Tag 3 15.05.2026 Connemara bis Kinvarra

Heute morgen regnet es nicht und es ist gefühlt 3 Grad wärmer (kein Wind). Wir sind früh wach und gehen um 8 Uhr frühstücken und sind um 9 Uhr startklar. Heute geht es in das Naturschutzreservoir Connemara und das 1. Stück Wild Atlantik Way haben wir auch vor uns. Ich freue mich sehr.

Die Straßen sind sehr eng, aber Benny fährt super und ich kann die Gegend bewundern. Traumhaft schöne Landschaft, viele Schafherden begleiten uns und die Berge sind auch in Sichtweite. Unser 1. Stop ist Kylemore Abbey, ein Schloss, das damals der Liebe wegen errichtet wurde. Wir waren 2018 mit der Reisegruppe auch hier, konnten aber nicht rein.

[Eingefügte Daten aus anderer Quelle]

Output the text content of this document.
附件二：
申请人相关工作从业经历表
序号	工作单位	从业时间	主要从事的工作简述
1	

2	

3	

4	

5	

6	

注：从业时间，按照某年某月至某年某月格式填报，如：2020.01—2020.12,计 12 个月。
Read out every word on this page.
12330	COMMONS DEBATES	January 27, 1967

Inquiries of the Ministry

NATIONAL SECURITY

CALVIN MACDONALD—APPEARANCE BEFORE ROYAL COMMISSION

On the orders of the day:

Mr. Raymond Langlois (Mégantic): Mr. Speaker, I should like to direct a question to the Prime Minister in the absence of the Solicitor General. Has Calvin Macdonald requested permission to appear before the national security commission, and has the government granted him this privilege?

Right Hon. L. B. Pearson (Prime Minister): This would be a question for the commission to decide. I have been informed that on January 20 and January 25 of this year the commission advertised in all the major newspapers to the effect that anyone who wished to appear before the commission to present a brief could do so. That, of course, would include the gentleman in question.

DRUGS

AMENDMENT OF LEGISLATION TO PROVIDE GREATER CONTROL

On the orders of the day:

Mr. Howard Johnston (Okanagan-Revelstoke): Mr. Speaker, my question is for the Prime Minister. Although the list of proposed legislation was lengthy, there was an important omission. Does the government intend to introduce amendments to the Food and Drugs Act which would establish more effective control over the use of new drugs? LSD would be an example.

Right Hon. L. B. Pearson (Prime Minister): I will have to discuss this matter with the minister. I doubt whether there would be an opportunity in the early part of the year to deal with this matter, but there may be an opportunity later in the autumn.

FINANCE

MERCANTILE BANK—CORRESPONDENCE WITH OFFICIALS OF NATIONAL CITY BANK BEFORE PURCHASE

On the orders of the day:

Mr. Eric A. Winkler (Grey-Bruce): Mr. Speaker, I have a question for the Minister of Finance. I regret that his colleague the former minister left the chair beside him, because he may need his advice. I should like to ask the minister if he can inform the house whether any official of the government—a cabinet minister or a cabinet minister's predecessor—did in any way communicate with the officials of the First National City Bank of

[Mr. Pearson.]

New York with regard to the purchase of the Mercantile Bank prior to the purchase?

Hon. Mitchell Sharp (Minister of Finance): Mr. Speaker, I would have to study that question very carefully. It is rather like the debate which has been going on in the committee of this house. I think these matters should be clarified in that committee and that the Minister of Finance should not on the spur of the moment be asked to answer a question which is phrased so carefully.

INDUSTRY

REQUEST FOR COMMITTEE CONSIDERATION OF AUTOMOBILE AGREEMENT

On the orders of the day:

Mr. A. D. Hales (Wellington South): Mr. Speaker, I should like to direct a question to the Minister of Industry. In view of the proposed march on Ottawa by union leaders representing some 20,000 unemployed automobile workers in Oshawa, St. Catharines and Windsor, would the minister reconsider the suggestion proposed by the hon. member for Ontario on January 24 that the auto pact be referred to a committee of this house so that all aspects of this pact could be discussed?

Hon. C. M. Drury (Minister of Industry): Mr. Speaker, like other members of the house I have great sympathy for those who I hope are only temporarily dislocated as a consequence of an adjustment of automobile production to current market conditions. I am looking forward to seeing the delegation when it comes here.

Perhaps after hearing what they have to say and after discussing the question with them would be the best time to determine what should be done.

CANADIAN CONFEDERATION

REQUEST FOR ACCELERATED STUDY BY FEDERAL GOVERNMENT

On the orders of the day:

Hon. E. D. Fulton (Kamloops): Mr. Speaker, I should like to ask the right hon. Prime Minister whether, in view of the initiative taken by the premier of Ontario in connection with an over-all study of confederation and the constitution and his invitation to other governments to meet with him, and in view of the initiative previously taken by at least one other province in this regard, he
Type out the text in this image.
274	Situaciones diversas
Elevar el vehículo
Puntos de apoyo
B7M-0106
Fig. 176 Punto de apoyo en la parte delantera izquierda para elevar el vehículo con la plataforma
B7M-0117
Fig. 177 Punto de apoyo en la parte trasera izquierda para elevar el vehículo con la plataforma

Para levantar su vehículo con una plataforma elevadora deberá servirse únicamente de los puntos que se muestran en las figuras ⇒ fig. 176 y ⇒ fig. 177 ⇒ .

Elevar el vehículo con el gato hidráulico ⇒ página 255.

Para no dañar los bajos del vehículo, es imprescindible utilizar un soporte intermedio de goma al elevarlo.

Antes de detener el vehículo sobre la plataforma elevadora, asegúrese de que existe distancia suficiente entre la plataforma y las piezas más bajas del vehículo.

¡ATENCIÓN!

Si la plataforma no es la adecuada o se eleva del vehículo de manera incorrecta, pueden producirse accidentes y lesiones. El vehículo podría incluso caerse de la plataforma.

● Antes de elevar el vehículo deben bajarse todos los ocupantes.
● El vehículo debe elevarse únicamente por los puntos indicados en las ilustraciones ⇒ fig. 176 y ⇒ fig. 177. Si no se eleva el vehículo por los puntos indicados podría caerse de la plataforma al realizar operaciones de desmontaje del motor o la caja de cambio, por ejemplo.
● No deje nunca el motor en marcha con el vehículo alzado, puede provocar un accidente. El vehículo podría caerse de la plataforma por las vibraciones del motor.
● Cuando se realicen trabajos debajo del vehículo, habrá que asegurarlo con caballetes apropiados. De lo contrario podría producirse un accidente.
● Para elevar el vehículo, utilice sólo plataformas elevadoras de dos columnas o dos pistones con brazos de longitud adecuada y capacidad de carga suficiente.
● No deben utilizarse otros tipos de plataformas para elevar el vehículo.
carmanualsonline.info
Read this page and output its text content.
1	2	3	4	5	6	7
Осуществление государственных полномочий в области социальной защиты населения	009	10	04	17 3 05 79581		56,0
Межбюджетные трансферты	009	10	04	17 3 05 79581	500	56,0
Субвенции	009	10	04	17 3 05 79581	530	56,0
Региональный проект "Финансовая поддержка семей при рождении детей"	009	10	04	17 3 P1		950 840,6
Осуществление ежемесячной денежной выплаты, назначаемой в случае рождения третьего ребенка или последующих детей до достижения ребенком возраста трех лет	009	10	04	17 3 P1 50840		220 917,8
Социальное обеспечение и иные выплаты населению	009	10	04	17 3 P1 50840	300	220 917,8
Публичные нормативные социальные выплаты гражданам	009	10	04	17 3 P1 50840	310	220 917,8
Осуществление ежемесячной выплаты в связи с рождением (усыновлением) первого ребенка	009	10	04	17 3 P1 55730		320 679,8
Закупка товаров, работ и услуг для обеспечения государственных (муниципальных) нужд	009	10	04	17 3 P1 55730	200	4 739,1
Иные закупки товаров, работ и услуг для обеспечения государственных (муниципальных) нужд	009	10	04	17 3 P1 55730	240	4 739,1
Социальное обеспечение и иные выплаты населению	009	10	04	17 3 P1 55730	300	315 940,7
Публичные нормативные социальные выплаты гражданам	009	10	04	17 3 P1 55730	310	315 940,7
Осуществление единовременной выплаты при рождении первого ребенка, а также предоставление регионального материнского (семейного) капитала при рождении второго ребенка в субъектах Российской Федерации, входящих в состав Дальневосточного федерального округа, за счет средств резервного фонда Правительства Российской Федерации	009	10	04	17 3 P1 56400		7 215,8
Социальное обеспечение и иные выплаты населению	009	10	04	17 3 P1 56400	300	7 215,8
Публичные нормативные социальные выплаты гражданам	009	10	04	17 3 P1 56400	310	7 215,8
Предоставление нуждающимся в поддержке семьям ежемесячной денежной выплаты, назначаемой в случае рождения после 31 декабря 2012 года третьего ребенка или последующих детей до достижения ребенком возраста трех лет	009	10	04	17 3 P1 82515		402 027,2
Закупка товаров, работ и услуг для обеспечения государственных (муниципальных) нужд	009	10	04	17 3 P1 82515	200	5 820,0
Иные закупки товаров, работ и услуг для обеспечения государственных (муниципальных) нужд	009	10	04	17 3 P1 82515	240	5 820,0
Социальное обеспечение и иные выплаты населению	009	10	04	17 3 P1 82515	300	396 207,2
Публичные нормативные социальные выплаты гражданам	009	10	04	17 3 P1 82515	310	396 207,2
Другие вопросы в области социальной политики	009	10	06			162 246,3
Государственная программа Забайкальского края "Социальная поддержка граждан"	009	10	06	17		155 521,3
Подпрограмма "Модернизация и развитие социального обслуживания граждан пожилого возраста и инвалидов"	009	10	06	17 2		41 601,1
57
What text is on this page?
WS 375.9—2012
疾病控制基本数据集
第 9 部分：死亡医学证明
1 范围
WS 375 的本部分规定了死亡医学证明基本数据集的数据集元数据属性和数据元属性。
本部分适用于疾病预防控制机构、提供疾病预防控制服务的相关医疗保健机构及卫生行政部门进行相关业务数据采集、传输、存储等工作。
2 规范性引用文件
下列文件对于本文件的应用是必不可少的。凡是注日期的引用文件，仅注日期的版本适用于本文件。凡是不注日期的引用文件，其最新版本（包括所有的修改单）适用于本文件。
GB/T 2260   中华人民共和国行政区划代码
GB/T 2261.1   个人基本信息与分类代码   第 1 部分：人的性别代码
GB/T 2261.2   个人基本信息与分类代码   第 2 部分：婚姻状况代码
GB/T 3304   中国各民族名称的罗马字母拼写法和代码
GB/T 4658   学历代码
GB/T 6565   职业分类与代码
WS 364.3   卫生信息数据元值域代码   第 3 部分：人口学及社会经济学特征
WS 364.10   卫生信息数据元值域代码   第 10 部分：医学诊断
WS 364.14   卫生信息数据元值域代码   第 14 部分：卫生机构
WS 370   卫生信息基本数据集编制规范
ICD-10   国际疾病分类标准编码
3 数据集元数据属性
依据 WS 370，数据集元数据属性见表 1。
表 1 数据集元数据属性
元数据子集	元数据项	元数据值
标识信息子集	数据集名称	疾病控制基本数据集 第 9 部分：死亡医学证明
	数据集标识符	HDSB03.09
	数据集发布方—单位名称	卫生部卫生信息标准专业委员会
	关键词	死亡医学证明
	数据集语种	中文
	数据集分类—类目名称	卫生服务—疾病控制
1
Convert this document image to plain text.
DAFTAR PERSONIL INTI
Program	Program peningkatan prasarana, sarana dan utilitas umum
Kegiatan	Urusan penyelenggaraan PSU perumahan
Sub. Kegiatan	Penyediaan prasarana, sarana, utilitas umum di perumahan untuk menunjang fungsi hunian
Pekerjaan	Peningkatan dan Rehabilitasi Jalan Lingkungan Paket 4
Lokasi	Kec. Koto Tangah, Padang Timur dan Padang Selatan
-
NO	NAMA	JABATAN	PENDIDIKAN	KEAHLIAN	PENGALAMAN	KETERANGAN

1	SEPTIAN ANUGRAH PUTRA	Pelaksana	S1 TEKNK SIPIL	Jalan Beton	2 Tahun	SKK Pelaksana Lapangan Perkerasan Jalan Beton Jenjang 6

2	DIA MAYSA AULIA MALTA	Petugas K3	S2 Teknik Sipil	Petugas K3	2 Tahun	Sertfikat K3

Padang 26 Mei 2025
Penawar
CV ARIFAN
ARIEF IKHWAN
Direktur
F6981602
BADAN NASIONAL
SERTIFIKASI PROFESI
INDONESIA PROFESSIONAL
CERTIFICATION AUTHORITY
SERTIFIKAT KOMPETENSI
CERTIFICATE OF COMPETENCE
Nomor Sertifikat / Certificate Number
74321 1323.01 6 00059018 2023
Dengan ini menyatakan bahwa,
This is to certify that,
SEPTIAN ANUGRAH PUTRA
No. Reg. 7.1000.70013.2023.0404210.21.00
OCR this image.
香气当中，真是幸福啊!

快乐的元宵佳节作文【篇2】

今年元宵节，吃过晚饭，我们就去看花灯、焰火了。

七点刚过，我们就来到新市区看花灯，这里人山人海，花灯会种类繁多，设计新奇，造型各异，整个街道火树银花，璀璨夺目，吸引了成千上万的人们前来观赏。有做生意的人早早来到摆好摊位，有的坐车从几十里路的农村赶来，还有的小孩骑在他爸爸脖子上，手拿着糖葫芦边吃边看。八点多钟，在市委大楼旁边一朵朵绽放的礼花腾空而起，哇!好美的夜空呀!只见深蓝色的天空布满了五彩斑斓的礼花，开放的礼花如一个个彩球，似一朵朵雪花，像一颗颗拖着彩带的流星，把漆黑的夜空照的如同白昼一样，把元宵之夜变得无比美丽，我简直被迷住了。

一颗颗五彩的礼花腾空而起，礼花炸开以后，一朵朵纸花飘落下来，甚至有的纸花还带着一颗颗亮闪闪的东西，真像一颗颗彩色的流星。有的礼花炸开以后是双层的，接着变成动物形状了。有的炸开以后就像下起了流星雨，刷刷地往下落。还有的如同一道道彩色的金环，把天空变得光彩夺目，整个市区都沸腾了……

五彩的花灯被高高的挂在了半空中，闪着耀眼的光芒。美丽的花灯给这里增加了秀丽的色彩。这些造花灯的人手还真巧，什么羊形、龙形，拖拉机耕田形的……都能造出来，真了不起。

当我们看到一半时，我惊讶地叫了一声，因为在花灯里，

Das holen wir heute nach, dafür lasen wir den Weg zu den Gärten aus ( da sind wir damals gewesen). Wir sind um 9:45 Uhr die ersten am Schloss, holen Online ein Ticket und kommen um 10 Uhr rein, ohne die ganzen Reisegruppen, die 30 Minuten später auftauchen. Wir schauen uns die hübschen Räume an, machen ein paar Fotos und sind wieder weg, bevor es voll wird. So mag ich es. 

Anschließend geht es weiter, immer dem Wild Atantik Way entlang.  Wir genießen die wunderschöne Landschaft und halten immer mal wieder an. Schade, das es so kalt ist ( 13 Grad), somit ist ein länger Verweilen auf einer der Bänke ungemütlich.  In Clifden machen wir dann den nächsten Stop, schauen uns den Ort ein wenig an und wärmen uns mit einem Cappuccino auf. 

Danach geht es weiter zum Derryclare Lough auf der linken Seite der N59: Diese beliebte Insel liegt inmitten eines Sees und hat einige gequälte Kiefern, die den See so malerisch machen!

Anschließend machen wir einen Abstecher auf die R 344 ,in das Inagh Valley, ein wunderschönes Tal umgeben von Bergen.  Nach wenigen hundert Metern sagt Maps, wir sollen links abbiegen, aber da ist eine Schranke und nur eine ganz schmale Durchfahrt. Benny sieht ein Schild: google is wrong .  Witzig….scheinen also schon viele Leute hier abgebogen zu sein. 😊

Wir fahren also weiter auf der R344. Hier laufen die Schafe frei herum und man muss aufpassen, das einem keines vor das Auto läuft. Wir kehren nach der Hälfte um, um wieder zu unserer Route zu gelangen. War ein schöner Abstecher.

 Nun geht es direkt nach Galway, wo wir uns auf das Mittagessen freuen. Ein Parkhaus in der Nähe der beliebten Fußgängerzone Latin Quartier habe ich vorher herausgesucht. Es gibt zwar noch freie Plätze, aber Benny muss ganz schön „kurbeln“ in die 4 Etage---und immer auf den Rechtsverkehr achten ---stehen allerdings auch ständig Erinnerungsschilder da.

Wie kehren in einem netten Lokal ein und bestellen uns Fish and Chips, was man in Irland überall bekommt. Sehr lecker und wieder sehr nette Bedienung. Ich bin froh, dass Benny so gut englisch kann, ich verstehe zwar viel, aber mir fallen die Vokabeln immer nicht ein, um zu antworten. Im Anschluss schlendern wir noch ein wenig umher, aber um 16:30 Uhr fängt es an zu regnen und wir begeben uns zum Parkhaus.

 

Im angrenzenden Einkaufszentrum kaufen wir uns noch etwas zum Abendessen ---als Notfallration – und dann nur noch 30 Minuten Fahrt zum Hotel in Kinvara. Nachdem wir uns ein wenig ausgeruht haben, drehen wir noch eine kleine Runde, aber hier ist nichts, was uns zum Verweilen einlädt ---ist einfach zu kalt – somit kaufen wir uns noch ein Paket Butter und 2 Messer und nehmen unsere Notfallration auf dem Zimmer zu uns. 

Dann noch Telefonieren, Whatts app schreiben , Tagebuch schreiben und um 21:30 Uhr sind wir müde und schlafen beide sofort ein.